Luckily there are myriad reasons to break the ascent. Wild flowers carpet the hillside and the coastal views demand my attention in either direction.

Eastward Ho
Eastward Ho

The superior altitude of Golden Cap provides a perspective on the landscape not immediately apparent from lower down. It’s not just the bays either – the farmland to the north is compelling in its own way. The rolling hills have been worked for time immemorial although any sense of permanence is an illusion – coastal erosion means these fields are living on borrowed time.

I had better speed up then. The descent is steep but clean and smooth. There is no scree, no boulders, just soft smooth turf that makes walking a pleasure. There is a welcome cooling breeze but the landscape tells me this tranquility is not the norm…

Windswept tree
Windswept tree

From the highest point down to sea level at imaginatively named Seatown. There isn’t much here other than a shingle beach and a fine old pub but conveniently those are the only two things I crave for right now. A pint of something local and delicious allows time for me to air my abused feet and read another chapter of the travel writers booked I picked up from my own pub last week for 20p. I’m not a prolific reader but I like to read about places I am travelling to, or in this case places other people are travelling to. I may appear to be sat outside a Dorset pub but I am in fact sitting on an Italian commuter train engrossed in social contrivances as witnessed by the author.

Every hiker knows that feeling after the lunchtime pub stop when the stiff limbs are called upon to scale the next hill. The next peak is a shadow of Golden Cap but doesn’t feel it. The view back east provides some reward at least.

View East
View East

My destination is West Bay and now it is visible ahead, prodding out beyond the cliffs, actual distance unknown.

View to West Bay
View to West Bay

As the path descends gently into West Bay I come across a bench (thankfully nobody died to get this one erected) and I consume the nectarine I purchased back in Lyme. I often ponder the improbable journeys undertaken by fruit. Somebody grows a plant in southern Europe or South America, the goods are harvested, shipped to Northern Europe, distributed regionally by lorry and bought by locals (or visitors like me). It seems reasonable to expect the purchaser to take said item of fruit home and fulfil its anticipated destiny, but further fruit miles may be incurred as in today’s coastal relocation. I have been known to ferry fruit to and from work for several days before consigning it to my compost bin in a state of decay. If reports are to be believed the British public compound their under-consumption of fruit by chucking a quarter of it away uneaten. All in all it amounts to a contrived voyage that may or may not conclude digestively.

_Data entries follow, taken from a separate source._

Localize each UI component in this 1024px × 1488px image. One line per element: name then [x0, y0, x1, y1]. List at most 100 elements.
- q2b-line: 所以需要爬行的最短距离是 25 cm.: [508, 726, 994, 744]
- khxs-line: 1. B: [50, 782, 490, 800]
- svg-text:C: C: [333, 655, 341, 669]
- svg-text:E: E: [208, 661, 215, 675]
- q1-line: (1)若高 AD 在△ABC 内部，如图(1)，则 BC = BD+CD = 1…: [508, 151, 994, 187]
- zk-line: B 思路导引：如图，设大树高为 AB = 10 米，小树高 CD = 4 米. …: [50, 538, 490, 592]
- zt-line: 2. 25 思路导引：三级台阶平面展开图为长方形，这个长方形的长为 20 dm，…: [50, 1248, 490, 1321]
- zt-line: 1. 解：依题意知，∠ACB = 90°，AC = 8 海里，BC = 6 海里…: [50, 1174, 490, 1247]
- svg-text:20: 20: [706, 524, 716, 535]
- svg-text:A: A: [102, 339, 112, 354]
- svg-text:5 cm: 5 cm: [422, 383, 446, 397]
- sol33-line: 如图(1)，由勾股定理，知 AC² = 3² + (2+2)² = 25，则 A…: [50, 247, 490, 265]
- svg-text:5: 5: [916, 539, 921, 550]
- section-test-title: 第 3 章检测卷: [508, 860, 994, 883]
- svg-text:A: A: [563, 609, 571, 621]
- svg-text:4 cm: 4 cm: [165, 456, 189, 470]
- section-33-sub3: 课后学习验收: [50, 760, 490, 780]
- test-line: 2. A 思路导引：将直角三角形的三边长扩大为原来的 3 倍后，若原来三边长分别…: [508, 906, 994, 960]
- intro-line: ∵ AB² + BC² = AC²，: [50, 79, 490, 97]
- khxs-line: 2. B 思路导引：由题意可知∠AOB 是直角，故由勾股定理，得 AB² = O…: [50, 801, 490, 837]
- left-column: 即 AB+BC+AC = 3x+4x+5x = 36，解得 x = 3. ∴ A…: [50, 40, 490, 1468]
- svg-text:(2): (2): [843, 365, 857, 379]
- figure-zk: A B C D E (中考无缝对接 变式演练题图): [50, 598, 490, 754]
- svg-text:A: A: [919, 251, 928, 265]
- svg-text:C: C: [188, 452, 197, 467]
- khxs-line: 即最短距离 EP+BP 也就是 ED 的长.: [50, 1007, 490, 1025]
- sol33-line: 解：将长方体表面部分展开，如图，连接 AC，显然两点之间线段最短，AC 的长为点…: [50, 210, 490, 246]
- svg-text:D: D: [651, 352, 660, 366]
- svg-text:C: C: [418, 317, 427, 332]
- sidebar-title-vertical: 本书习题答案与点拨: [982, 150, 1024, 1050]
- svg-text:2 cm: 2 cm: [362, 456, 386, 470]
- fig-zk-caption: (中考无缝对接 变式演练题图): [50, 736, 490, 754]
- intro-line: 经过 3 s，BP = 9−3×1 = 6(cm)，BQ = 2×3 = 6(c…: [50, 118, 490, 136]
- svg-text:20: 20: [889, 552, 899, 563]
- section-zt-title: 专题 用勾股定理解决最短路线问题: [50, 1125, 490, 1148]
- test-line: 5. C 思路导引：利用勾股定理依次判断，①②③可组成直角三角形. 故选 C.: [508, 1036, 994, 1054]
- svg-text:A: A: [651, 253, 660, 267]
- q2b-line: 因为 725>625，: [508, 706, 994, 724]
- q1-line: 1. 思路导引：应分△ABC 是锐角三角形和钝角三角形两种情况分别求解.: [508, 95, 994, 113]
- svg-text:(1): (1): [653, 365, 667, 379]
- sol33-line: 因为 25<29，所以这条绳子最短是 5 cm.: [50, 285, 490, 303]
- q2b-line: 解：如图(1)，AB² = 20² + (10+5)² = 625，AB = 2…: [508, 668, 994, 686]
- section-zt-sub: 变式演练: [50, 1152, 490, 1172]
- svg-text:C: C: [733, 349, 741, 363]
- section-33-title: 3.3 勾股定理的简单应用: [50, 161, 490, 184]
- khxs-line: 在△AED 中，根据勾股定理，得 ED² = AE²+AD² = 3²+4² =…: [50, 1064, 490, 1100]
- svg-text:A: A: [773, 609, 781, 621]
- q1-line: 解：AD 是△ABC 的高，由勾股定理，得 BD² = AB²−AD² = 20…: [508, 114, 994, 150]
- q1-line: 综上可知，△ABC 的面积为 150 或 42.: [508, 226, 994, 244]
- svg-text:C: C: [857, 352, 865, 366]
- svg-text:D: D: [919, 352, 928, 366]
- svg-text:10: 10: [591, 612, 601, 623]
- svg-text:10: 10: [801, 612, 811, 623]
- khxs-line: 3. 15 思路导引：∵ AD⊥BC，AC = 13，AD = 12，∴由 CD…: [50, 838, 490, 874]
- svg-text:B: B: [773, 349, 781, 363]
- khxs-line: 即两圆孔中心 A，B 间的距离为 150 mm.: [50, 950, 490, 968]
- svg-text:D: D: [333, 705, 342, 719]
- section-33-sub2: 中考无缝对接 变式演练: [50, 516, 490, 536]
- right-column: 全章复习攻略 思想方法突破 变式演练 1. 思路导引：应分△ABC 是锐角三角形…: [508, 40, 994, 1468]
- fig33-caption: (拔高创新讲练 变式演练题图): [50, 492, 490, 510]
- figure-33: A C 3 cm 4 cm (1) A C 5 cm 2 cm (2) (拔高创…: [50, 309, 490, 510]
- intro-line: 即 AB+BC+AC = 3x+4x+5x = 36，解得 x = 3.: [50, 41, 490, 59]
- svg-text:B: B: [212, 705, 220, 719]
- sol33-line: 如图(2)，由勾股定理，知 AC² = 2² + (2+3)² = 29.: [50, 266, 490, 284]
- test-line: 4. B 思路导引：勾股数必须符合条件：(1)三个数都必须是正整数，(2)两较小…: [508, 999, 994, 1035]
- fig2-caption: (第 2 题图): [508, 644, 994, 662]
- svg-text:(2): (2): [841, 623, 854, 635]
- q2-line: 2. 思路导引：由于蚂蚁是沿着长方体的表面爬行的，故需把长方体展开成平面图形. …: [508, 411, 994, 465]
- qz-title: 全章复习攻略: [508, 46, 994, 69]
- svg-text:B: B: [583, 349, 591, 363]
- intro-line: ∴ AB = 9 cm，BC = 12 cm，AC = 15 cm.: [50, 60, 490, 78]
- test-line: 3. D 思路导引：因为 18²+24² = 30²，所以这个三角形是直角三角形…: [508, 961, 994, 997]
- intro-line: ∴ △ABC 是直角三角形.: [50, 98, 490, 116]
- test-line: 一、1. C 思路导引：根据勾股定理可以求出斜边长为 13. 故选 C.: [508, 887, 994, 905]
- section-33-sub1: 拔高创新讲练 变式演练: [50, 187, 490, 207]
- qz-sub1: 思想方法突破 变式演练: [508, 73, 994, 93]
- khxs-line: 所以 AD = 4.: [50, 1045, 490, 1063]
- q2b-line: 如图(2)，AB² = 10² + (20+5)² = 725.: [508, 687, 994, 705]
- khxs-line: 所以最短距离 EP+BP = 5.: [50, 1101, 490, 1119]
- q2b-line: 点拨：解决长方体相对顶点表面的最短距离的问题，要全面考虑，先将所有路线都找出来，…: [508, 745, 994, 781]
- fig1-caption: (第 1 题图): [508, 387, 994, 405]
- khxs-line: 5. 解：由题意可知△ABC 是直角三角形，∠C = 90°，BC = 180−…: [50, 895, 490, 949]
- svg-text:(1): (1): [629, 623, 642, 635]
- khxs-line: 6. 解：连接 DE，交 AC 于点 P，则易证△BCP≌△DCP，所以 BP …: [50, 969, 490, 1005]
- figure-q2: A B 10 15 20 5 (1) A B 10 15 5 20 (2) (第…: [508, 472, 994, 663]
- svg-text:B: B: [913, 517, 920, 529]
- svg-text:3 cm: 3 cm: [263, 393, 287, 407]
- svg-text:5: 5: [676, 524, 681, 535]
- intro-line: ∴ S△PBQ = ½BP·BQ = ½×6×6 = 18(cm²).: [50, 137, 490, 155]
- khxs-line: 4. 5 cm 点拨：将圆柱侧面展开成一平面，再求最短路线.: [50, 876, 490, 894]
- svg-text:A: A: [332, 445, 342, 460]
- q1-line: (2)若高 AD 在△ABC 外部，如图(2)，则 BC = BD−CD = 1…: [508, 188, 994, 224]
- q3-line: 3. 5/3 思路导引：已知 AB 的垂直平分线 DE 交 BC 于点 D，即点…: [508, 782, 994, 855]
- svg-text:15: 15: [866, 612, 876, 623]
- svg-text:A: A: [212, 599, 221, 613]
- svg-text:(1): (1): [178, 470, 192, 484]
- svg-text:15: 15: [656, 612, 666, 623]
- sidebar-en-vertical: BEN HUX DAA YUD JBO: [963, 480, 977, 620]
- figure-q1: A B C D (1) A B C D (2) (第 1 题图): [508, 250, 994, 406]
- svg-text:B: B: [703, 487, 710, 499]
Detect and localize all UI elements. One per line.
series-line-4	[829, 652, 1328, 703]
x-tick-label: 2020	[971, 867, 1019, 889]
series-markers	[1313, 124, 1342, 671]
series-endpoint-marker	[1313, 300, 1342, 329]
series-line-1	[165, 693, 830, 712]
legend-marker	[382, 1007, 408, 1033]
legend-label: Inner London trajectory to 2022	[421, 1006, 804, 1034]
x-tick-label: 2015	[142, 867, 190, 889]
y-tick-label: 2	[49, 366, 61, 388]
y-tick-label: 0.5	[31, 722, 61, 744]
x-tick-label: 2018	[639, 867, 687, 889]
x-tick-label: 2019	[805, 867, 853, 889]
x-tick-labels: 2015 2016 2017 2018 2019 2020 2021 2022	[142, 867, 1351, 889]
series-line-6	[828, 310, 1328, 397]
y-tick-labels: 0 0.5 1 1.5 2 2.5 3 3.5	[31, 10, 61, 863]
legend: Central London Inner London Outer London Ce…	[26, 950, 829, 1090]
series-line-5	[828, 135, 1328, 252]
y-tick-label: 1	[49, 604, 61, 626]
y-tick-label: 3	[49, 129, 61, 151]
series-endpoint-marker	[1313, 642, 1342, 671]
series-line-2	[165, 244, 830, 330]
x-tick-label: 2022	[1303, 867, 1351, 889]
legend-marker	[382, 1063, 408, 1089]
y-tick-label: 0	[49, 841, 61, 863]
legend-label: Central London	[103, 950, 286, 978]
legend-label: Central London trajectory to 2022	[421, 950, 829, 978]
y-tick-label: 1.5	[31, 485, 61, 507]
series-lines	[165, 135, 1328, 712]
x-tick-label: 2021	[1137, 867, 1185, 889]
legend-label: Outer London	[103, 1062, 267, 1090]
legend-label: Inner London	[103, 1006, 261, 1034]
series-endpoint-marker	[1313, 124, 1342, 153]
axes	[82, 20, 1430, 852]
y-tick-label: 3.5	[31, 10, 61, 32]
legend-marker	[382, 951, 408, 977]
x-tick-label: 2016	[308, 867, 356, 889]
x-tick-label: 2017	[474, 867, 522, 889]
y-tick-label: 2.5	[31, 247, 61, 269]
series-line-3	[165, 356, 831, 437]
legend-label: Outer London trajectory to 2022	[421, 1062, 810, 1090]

I blame my dalliance with fruit miles on the boredom one has to deal with when awaiting a bus in a place that has less attraction than the time available demands. West Bay centres around a modest marina of sorts. There’s a couple of cafes, a pub and a few fish and chip stalls for the tourists but that’s about it. My bus back to Lyme Regis runs every two hours and with 75 minutes to wait I read my travel book in a bus shelter with a cup of coffee as the rain arrives. I’m tired, achy and just want to get back.